For structs, the most common pattern is:
type User struct {
Name string
Age int
}
// Create a *User directly
u := &User{Name: "Alice", Age: 30}
fmt.Println(u.Name) // Alice — Go automatically dereferences for field access
Go lets you access fields directly through a pointer — you don’t need to write (*u).Name. The dot operator handles dereferencing automatically.
Nil pointers
The zero value for any pointer type is nil. A nil pointer doesn’t point to anything. Trying to dereference a nil pointer panics:
var p *int // p is nil
fmt.Println(p) // <nil>
fmt.Println(*p) // PANIC: runtime error: invalid memory address or nil pointer dereference
Always check if a pointer might be nil before dereferencing it:
func printValue(p *int) {
if p == nil {
fmt.Println("no value")
return
}
fmt.Println(*p)
}
No pointer arithmetic
In C, you can do things like p++ to advance a pointer to the next memory location. Go does not allow this. You cannot add or subtract from a pointer. This removes a huge class of bugs. If you need to iterate over a collection, use slices and range — that’s what they’re for.
Try It Yourself
Let’s write a function that swaps two values — something that’s impossible without pointers (or returning multiple values):
package main
import "fmt"
func swap(a, b *int) {
*a, *b = *b, *a
}
func main() {
x, y := 10, 20
fmt.Println("before:", x, y) // 10 20
swap(&x, &y)
fmt.Println("after:", x, y) // 20 10
}
And here’s a more realistic example — updating a user’s email through a function:
package main
import "fmt"
type User struct {
Name string
Email string
}
func updateEmail(u *User, newEmail string) {
u.Email = newEmail // modifies the original through the pointer
}
func main() {
user := User{Name: "Alice", Email: "alice@old.com"}
updateEmail(&user, "alice@new.com")
fmt.Println(user.Email) // alice@new.com
}
Notice that inside updateEmail, we write u.Email not (*u).Email. Go handles the dereferencing automatically when you use the dot operator on a pointer.
Common Mistakes
Dereferencing a nil pointer:
var u *User
fmt.Println(u.Name) // PANIC — u is nil
Always initialize the pointer before using it: u := &User{Name: "Alice"} or check for nil first.

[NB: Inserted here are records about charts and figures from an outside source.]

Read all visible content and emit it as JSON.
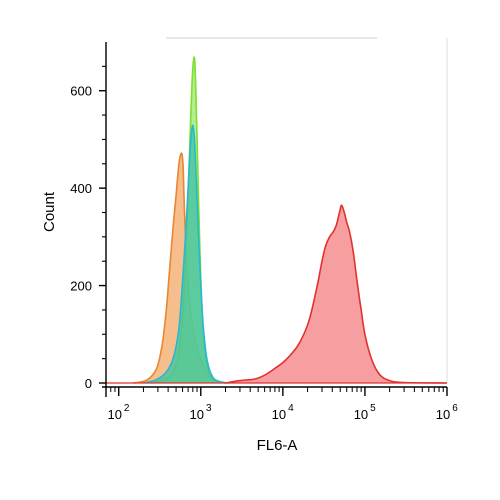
{
  "chart_data": {
    "type": "area",
    "title": "",
    "xlabel": "FL6-A",
    "ylabel": "Count",
    "x_scale": "log",
    "xlim": [
      70,
      1000000
    ],
    "ylim": [
      0,
      700
    ],
    "grid": false,
    "legend": "none",
    "x_ticks": [
      {
        "value": 100,
        "base": "10",
        "exp": "2"
      },
      {
        "value": 1000,
        "base": "10",
        "exp": "3"
      },
      {
        "value": 10000,
        "base": "10",
        "exp": "4"
      },
      {
        "value": 100000,
        "base": "10",
        "exp": "5"
      },
      {
        "value": 1000000,
        "base": "10",
        "exp": "6"
      }
    ],
    "y_ticks": [
      {
        "value": 0,
        "label": "0"
      },
      {
        "value": 200,
        "label": "200"
      },
      {
        "value": 400,
        "label": "400"
      },
      {
        "value": 600,
        "label": "600"
      }
    ],
    "series": [
      {
        "color": "#e8872e",
        "fill": "#f2a866",
        "points": [
          [
            150,
            0
          ],
          [
            220,
            6
          ],
          [
            290,
            30
          ],
          [
            340,
            80
          ],
          [
            380,
            150
          ],
          [
            420,
            240
          ],
          [
            460,
            320
          ],
          [
            500,
            385
          ],
          [
            530,
            435
          ],
          [
            560,
            465
          ],
          [
            590,
            470
          ],
          [
            610,
            440
          ],
          [
            640,
            330
          ],
          [
            690,
            220
          ],
          [
            760,
            140
          ],
          [
            880,
            80
          ],
          [
            1050,
            40
          ],
          [
            1300,
            12
          ],
          [
            1600,
            3
          ],
          [
            2000,
            0
          ]
        ]
      },
      {
        "color": "#7ddf2e",
        "fill": "#9ae86a",
        "points": [
          [
            250,
            0
          ],
          [
            350,
            6
          ],
          [
            440,
            18
          ],
          [
            520,
            45
          ],
          [
            580,
            110
          ],
          [
            630,
            200
          ],
          [
            680,
            320
          ],
          [
            720,
            450
          ],
          [
            760,
            560
          ],
          [
            790,
            630
          ],
          [
            820,
            665
          ],
          [
            845,
            660
          ],
          [
            875,
            590
          ],
          [
            920,
            440
          ],
          [
            980,
            260
          ],
          [
            1060,
            120
          ],
          [
            1150,
            50
          ],
          [
            1300,
            15
          ],
          [
            1550,
            4
          ],
          [
            2000,
            0
          ]
        ]
      },
      {
        "color": "#27b8d6",
        "fill": "#3fc0a4",
        "points": [
          [
            200,
            0
          ],
          [
            280,
            6
          ],
          [
            370,
            20
          ],
          [
            460,
            50
          ],
          [
            540,
            110
          ],
          [
            600,
            210
          ],
          [
            660,
            320
          ],
          [
            710,
            420
          ],
          [
            750,
            490
          ],
          [
            785,
            525
          ],
          [
            810,
            525
          ],
          [
            840,
            495
          ],
          [
            880,
            420
          ],
          [
            930,
            320
          ],
          [
            1000,
            200
          ],
          [
            1080,
            110
          ],
          [
            1200,
            45
          ],
          [
            1400,
            12
          ],
          [
            1700,
            3
          ],
          [
            2200,
            0
          ]
        ]
      },
      {
        "color": "#e0332f",
        "fill": "#f47d80",
        "points": [
          [
            2000,
            0
          ],
          [
            3000,
            5
          ],
          [
            4500,
            8
          ],
          [
            6000,
            16
          ],
          [
            8000,
            30
          ],
          [
            10000,
            42
          ],
          [
            12000,
            55
          ],
          [
            15000,
            75
          ],
          [
            18000,
            100
          ],
          [
            21000,
            130
          ],
          [
            24000,
            170
          ],
          [
            27000,
            210
          ],
          [
            30000,
            250
          ],
          [
            33000,
            280
          ],
          [
            37000,
            300
          ],
          [
            41000,
            310
          ],
          [
            45000,
            325
          ],
          [
            49000,
            350
          ],
          [
            52000,
            365
          ],
          [
            56000,
            350
          ],
          [
            60000,
            330
          ],
          [
            65000,
            310
          ],
          [
            72000,
            270
          ],
          [
            80000,
            210
          ],
          [
            90000,
            150
          ],
          [
            100000,
            100
          ],
          [
            120000,
            50
          ],
          [
            150000,
            18
          ],
          [
            200000,
            5
          ],
          [
            300000,
            1
          ],
          [
            1000000,
            0
          ]
        ]
      }
    ]
  }
}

Returning a pointer to a local variable — and worrying about it:
func newUser(name string) *User {
u := User{Name: name}
return &u // is this safe?
}
Yes, this is completely safe in Go. The garbage collector detects that u escapes to the heap and keeps it alive as long as the pointer exists. Unlike C, you don’t need to worry about stack variables being cleaned up. This is called escape analysis.
Overusing pointers. Not every value needs to be a pointer. Small values (ints, booleans, small structs) are fine to pass by value. Only reach for a pointer when you genuinely need mutation or are avoiding an expensive copy.
Confusing *T (pointer type) with * (dereference operator):
var p *int // *int is the type — "pointer to int"
x := 42
p = &x
fmt.Println(*p) // * here is the operator — "value at this address"
The * symbol does double duty: in a type declaration it means “pointer to”, and as an operator it means “dereference.”
Key Takeaway
A pointer holds a memory address. Use & to get the address of a variable, and * to access the value at an address. Pointers exist so functions can mutate their arguments and so large values can be passed cheaply. The zero value of any pointer is nil — always check for nil before dereferencing. Go has no pointer arithmetic, which keeps things safe. When you use the dot operator on a pointer to a struct, Go dereferences automatically.